Rask, for his part, is more than comfortable with his current workload. He has started all but 12 of Boston’s 49 games thus far, and he has often said that he’d play in every game if he could.
“I think whenever you’re not feeling as comfortable out there, you kind of want to get those games and get that feeling, and then whenever you’re feeling comfortable, you want to keep going,” Rask said. “I don’t mind [workload]; obviously, you can’t play every game, but I like playing, and that’s what they pay me for. So no complaints there.”
Miller Faces the Home Team
For the second time this season, defenseman Kevan Miller will face his hometown team. But as it turns out, the Los Angeles native grew up rooting for a different California club.
“To be honest with you, I was a Sharks fan,” Miller said with a grin. “That was my first hockey team, was the Sharks. But I was still a Kings fan because they were so close. But it was kind of split between those two.”
Miller enters Saturday night’s game on the heels of a strong effort versus Long Island, in which he tallied the game-winning goal with 3.4 seconds remaining in the second period.
Though he missed 12 games earlier in the season with a dislocated shoulder, Miller has settled into a groove lately, playing like the reliable, composed defenseman he was last season, when he carved out a role for himself on Boston’s blue line after being called up from Providence due to injury.
Since then, it seems, Miller has never looked back.
“I think he’s been a real good surprise, as far as how quickly he came around, and how good he’s been for us,” Julien said. “He brings an element that our team really likes a lot, and that’s defensively reliable.
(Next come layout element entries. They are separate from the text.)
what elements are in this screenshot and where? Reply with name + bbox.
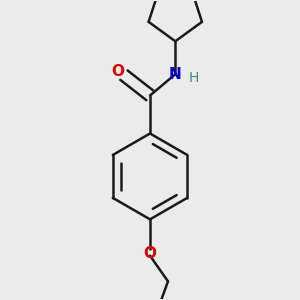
Text: N: N xyxy=(169,67,182,82)
Text: H: H xyxy=(188,70,199,85)
Text: O: O xyxy=(143,246,157,261)
Text: O: O xyxy=(112,64,124,79)
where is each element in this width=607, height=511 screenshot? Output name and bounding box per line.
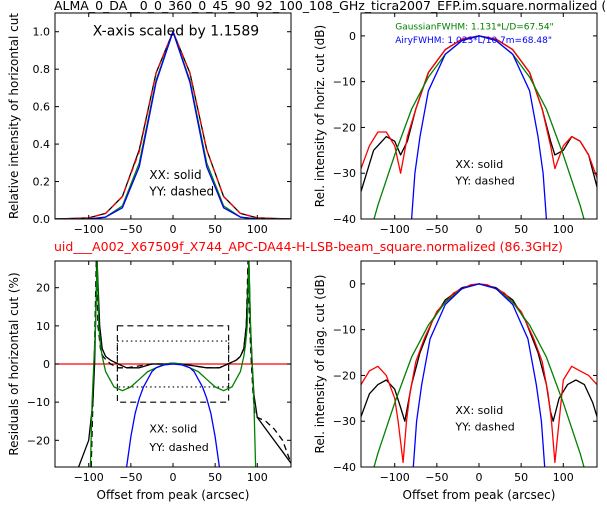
y-tick-label: 20 (36, 282, 50, 295)
threshold-box-dotted (116, 340, 230, 388)
series-line-blue-solid (125, 363, 221, 467)
plot-area (55, 261, 291, 467)
chart-annotation: GaussianFWHM: 1.131*L/D=67.54" (395, 22, 553, 32)
series-line-red-solid (361, 35, 597, 179)
y-tick-label: 0.4 (33, 138, 51, 151)
y-axis-label: Rel. intensity of diag. cut (dB) (313, 275, 327, 454)
x-axis-label: Offset from peak (arcsec) (97, 488, 250, 502)
chart-panel-p4: −100 −50 0 50 100 0 −10 −20 −30 −40 Rel. intensity… (313, 260, 598, 502)
threshold-box-dashed (116, 325, 230, 403)
y-tick-label: −30 (333, 167, 356, 180)
y-axis-label: Rel. intensity of horiz. cut (dB) (313, 25, 327, 207)
chart-annotation: YY: dashed (454, 420, 514, 433)
x-tick-label: 0 (476, 471, 483, 484)
y-tick-label: 0.2 (33, 176, 51, 189)
x-tick-label: 100 (247, 471, 268, 484)
chart-annotation: XX: solid (455, 158, 503, 171)
y-tick-label: 0 (349, 30, 356, 43)
x-tick-label: −50 (425, 471, 448, 484)
x-tick-label: −100 (380, 223, 410, 236)
axes-frame (360, 260, 598, 468)
y-tick-label: −10 (333, 76, 356, 89)
figure-title-middle: uid___A002_X67509f_X744_APC-DA44-H-LSB-b… (54, 239, 563, 254)
x-axis-label: Offset from peak (arcsec) (403, 488, 556, 502)
x-tick-label: −50 (119, 223, 142, 236)
y-tick-label: 0.0 (33, 213, 51, 226)
y-tick-label: 0.8 (33, 63, 51, 76)
y-tick-label: −40 (333, 213, 356, 226)
x-tick-label: 100 (247, 223, 268, 236)
y-tick-label: −20 (27, 434, 50, 447)
series-line-blue-solid (412, 283, 546, 467)
y-tick-label: 1.0 (33, 26, 51, 39)
x-tick-label: −50 (425, 223, 448, 236)
figure-title-top: ALMA_0_DA__0_0_360_0_45_90_92_100_108_GH… (54, 0, 606, 13)
y-axis-label: Residuals of horizontal cut (%) (7, 272, 21, 455)
chart-panel-p2: −100 −50 0 50 100 0 −10 −20 −30 −40 Rel. intensity… (313, 12, 598, 236)
x-tick-label: 100 (553, 223, 574, 236)
x-tick-label: 0 (170, 471, 177, 484)
y-tick-label: 0.6 (33, 101, 51, 114)
x-tick-label: 50 (514, 223, 528, 236)
plot-area (361, 283, 597, 467)
chart-annotation: YY: dashed (148, 185, 214, 199)
x-tick-label: 50 (514, 471, 528, 484)
x-tick-label: 50 (208, 471, 222, 484)
chart-annotation: YY: dashed (454, 175, 514, 188)
y-tick-label: −40 (333, 461, 356, 474)
x-tick-label: −100 (74, 471, 104, 484)
x-tick-label: 0 (476, 223, 483, 236)
plot-area (55, 31, 291, 219)
y-tick-label: 0 (349, 278, 356, 291)
chart-annotation: XX: solid (149, 423, 197, 436)
x-tick-label: −100 (74, 223, 104, 236)
x-tick-label: 0 (170, 223, 177, 236)
y-tick-label: −10 (333, 324, 356, 337)
chart-annotation: AiryFWHM: 1.023*L/10.7m=68.48" (395, 36, 552, 46)
y-axis-label: Relative intensity of horizontal cut (7, 13, 21, 219)
chart-annotation: YY: dashed (148, 441, 208, 454)
x-tick-label: −100 (380, 471, 410, 484)
chart-annotation: XX: solid (455, 404, 503, 417)
series-line-blue-solid (410, 35, 548, 219)
series-line-green-solid (89, 261, 257, 467)
y-tick-label: −10 (27, 396, 50, 409)
y-tick-label: 10 (36, 320, 50, 333)
y-tick-label: 0 (43, 358, 50, 371)
chart-annotation: XX: solid (149, 168, 201, 182)
series-line-black-dashed (90, 261, 291, 467)
y-tick-label: −20 (333, 369, 356, 382)
x-tick-label: 50 (208, 223, 222, 236)
series-line-red-solid (361, 283, 597, 464)
x-tick-label: 100 (553, 471, 574, 484)
chart-panel-p1: −100 −50 0 50 100 0.0 0.2 0.4 0.6 0.8 1.0 Relative … (7, 12, 292, 236)
series-line-red-dashed (55, 31, 291, 219)
plot-area (361, 35, 597, 219)
chart-annotation: X-axis scaled by 1.1589 (93, 24, 259, 40)
series-line-blue-solid (55, 31, 291, 219)
y-tick-label: −30 (333, 415, 356, 428)
y-tick-label: −20 (333, 121, 356, 134)
chart-panels: −100 −50 0 50 1000.00.20.40.60.81.0Relative … (7, 12, 598, 502)
x-tick-label: −50 (119, 471, 142, 484)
He’s big, he’s strong, he’s tough and yet he still has good composure with the puck.
“When I saw him in the minors in his first year I guess personally I didn’t think he was going to become this good, this quickly. I saw, again, the big, strong guy, but [thought he would] have to do some work with the puck, as far as management and passing and everything else.
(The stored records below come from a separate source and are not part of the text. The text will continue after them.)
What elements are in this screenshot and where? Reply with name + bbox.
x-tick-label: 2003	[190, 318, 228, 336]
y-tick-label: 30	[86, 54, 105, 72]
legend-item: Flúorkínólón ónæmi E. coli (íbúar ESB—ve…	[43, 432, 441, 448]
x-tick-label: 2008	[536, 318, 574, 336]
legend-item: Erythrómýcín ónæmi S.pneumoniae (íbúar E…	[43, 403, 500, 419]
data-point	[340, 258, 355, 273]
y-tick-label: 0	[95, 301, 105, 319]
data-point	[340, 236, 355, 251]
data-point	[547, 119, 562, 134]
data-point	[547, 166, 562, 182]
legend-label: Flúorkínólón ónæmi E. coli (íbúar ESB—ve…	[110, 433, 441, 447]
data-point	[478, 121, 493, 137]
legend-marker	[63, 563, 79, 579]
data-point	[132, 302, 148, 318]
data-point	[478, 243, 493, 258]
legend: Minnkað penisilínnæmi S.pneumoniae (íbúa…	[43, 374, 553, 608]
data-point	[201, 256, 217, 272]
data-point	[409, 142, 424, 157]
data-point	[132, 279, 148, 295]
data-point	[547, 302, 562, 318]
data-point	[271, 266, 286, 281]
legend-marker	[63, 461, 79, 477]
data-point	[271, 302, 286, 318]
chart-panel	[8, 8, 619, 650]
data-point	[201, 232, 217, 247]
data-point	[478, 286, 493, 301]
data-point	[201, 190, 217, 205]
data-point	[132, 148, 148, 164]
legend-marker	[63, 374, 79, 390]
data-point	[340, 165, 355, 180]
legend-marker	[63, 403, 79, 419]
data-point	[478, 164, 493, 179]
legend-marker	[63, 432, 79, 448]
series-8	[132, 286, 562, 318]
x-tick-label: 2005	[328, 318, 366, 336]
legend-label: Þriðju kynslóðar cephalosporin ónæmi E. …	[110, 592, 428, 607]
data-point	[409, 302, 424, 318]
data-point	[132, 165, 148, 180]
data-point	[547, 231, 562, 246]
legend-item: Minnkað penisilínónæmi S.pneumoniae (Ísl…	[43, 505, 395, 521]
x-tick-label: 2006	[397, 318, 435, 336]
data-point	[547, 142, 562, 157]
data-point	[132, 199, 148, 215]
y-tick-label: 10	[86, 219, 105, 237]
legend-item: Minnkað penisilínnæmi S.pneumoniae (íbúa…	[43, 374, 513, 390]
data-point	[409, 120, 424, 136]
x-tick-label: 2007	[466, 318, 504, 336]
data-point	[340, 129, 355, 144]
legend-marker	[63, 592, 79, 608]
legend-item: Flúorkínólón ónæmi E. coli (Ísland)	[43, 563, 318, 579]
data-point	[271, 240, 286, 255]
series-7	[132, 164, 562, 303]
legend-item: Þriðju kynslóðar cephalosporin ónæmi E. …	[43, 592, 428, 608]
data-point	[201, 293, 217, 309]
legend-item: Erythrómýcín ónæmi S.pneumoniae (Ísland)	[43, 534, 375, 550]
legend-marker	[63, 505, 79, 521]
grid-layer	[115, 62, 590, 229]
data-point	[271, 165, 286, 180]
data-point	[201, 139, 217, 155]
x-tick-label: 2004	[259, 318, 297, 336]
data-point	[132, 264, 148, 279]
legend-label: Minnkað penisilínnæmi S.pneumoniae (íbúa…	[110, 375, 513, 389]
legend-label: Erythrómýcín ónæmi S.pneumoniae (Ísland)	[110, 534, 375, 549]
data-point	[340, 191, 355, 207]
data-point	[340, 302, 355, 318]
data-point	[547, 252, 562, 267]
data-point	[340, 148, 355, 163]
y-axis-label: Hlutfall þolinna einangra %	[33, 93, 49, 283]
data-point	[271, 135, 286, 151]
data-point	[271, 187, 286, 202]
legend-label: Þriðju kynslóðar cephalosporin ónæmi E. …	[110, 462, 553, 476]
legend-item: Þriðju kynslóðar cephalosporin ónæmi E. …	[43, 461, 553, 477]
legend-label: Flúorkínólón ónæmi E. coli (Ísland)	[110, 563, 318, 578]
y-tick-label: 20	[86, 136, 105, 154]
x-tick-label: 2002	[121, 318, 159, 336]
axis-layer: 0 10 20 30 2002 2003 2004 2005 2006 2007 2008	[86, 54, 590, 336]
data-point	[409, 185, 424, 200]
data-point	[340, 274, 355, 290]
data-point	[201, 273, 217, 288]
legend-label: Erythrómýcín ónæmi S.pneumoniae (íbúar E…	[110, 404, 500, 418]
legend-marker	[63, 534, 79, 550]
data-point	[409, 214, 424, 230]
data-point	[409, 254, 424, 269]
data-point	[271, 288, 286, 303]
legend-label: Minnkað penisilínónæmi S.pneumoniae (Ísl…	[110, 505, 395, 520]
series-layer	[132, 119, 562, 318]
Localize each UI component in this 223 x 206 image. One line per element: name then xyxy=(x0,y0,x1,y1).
“Again, he’s a player that’s not going to be flashy, but as coaches say, he’s very effective, and that’s what Millsy is.”
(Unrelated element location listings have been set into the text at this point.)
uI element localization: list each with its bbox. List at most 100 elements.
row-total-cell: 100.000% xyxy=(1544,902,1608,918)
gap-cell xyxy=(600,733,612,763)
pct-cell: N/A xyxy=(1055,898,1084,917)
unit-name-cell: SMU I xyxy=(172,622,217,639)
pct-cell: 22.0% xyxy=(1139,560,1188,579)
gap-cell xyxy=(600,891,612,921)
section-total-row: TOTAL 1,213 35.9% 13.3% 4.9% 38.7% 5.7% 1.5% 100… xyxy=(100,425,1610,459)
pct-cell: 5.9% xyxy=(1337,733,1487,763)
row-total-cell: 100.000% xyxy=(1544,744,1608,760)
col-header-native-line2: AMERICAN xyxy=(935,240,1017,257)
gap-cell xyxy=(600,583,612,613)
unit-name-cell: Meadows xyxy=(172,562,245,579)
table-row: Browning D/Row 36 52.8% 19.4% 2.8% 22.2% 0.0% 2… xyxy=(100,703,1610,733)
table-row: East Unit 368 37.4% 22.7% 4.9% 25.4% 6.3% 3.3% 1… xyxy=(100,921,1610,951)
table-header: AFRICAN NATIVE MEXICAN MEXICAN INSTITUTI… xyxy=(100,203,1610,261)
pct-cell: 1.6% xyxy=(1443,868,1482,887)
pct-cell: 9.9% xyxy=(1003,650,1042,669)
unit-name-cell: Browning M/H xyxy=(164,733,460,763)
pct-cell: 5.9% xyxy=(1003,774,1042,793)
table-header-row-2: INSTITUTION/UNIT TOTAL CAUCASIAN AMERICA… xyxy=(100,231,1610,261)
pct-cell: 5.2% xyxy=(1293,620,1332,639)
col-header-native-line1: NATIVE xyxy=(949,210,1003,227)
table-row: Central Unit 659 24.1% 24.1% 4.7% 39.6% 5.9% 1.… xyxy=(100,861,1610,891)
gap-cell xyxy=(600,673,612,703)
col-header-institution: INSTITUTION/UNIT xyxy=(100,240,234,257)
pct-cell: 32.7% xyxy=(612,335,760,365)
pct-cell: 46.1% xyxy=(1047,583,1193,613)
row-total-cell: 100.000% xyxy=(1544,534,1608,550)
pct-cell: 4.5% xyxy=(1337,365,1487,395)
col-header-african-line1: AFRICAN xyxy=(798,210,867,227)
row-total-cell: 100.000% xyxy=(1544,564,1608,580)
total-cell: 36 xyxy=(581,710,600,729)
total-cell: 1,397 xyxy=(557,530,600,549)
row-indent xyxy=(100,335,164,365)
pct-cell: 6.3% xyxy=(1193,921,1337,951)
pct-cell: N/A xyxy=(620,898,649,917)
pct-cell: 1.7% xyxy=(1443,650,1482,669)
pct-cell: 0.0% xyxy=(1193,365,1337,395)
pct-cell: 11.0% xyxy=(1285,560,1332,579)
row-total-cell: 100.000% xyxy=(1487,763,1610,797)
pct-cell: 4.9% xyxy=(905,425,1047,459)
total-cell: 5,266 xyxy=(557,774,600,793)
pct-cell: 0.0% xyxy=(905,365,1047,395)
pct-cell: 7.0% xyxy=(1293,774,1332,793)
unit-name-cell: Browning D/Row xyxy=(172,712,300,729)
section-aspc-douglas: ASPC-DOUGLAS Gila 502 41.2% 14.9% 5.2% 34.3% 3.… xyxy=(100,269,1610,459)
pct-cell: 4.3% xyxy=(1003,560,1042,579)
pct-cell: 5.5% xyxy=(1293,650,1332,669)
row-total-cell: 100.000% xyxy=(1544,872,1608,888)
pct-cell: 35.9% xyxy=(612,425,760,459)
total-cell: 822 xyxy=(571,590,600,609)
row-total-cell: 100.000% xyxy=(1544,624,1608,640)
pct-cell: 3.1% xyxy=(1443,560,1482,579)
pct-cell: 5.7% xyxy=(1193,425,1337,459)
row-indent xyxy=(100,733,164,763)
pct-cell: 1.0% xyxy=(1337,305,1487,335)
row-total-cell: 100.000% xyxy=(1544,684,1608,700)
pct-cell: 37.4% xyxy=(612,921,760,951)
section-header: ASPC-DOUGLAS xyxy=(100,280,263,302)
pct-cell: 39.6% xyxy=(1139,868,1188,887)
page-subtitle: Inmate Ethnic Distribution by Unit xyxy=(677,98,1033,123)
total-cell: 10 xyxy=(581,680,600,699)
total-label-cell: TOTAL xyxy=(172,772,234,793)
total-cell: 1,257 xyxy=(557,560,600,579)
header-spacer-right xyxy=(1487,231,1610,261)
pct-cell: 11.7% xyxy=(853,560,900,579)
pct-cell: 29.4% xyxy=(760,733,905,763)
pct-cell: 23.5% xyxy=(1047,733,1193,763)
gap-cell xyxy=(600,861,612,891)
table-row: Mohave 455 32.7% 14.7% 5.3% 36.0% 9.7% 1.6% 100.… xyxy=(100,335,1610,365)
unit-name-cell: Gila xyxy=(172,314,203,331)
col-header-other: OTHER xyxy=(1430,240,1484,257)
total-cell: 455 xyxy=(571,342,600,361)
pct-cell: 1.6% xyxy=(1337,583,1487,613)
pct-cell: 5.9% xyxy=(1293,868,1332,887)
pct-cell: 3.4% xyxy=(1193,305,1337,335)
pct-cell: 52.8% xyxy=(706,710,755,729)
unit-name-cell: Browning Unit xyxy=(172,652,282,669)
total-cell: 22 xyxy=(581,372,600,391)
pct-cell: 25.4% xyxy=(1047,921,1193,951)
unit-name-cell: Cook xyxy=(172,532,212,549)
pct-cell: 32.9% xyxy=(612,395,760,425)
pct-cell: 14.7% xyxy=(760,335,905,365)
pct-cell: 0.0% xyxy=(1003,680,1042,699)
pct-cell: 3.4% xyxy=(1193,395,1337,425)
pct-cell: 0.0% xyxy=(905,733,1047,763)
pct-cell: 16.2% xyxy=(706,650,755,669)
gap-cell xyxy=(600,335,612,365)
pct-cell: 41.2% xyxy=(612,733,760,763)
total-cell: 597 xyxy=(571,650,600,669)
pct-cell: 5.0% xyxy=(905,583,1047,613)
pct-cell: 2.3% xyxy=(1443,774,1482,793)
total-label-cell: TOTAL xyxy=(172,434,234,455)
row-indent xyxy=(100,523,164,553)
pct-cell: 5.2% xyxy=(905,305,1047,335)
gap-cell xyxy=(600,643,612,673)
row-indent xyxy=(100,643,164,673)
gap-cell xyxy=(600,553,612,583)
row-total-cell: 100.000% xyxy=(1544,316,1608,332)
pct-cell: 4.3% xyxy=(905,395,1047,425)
It took some time for Miller to get comfortable again after missing those 12 games, and though he admitted that his shoulder will probably require offseason surgery, he said that he and the training staff have managed his situation effectively up to this point.
As his game has come around, Julien has rewarded him with more ice time — particularly on the penalty kill as well ask in the final minutes of periods. That trust from the coaching staff, Miller said, is what he thrives on.
“I mean, that’s my game,” he said. “That’s part of my game. That’s my power play, I guess, if you want to say. That’s my job, and I take pride in that, for sure.”
Lineup Switches Holding
Early in Boston’s victory over the Islanders on Thursday night, Julien made some tweaks to the lineup, and those tweaks have stuck ever since.
During Friday’s practice, right winger Reilly Smith remained on Krejci’s line, while Loui Eriksson stayed put alongside Patrice Bergeron and Brad Marchand. David Pastrnak continued to skate on the third line with Carl Soderberg and Chris Kelly, and those combinations are expected to stick for Saturday night’s game.
Projected Lineup vs. Kings
Milan Lucic — David Krejci — Reilly Smith
Brad Marchand — Patrice Bergeron — Loui Eriksson
Chris Kelly — Carl Soderberg — David Pastrnak
Daniel Paille — Gregory Campbell — Jordan Caron/Craig Cunningham**
Zdeno Chara — Dougie Hamilton
Dennis Seidenberg — Adam McQuaid
Torey Krug — Kevan Miller
Starting Goaltender: Tuukka Rask // Backup: Malcolm Subban
**Caron slotted in for first rushes on the fourth line during Saturday’s morning skate and thus could get into the lineup for the first time since Jan. 20.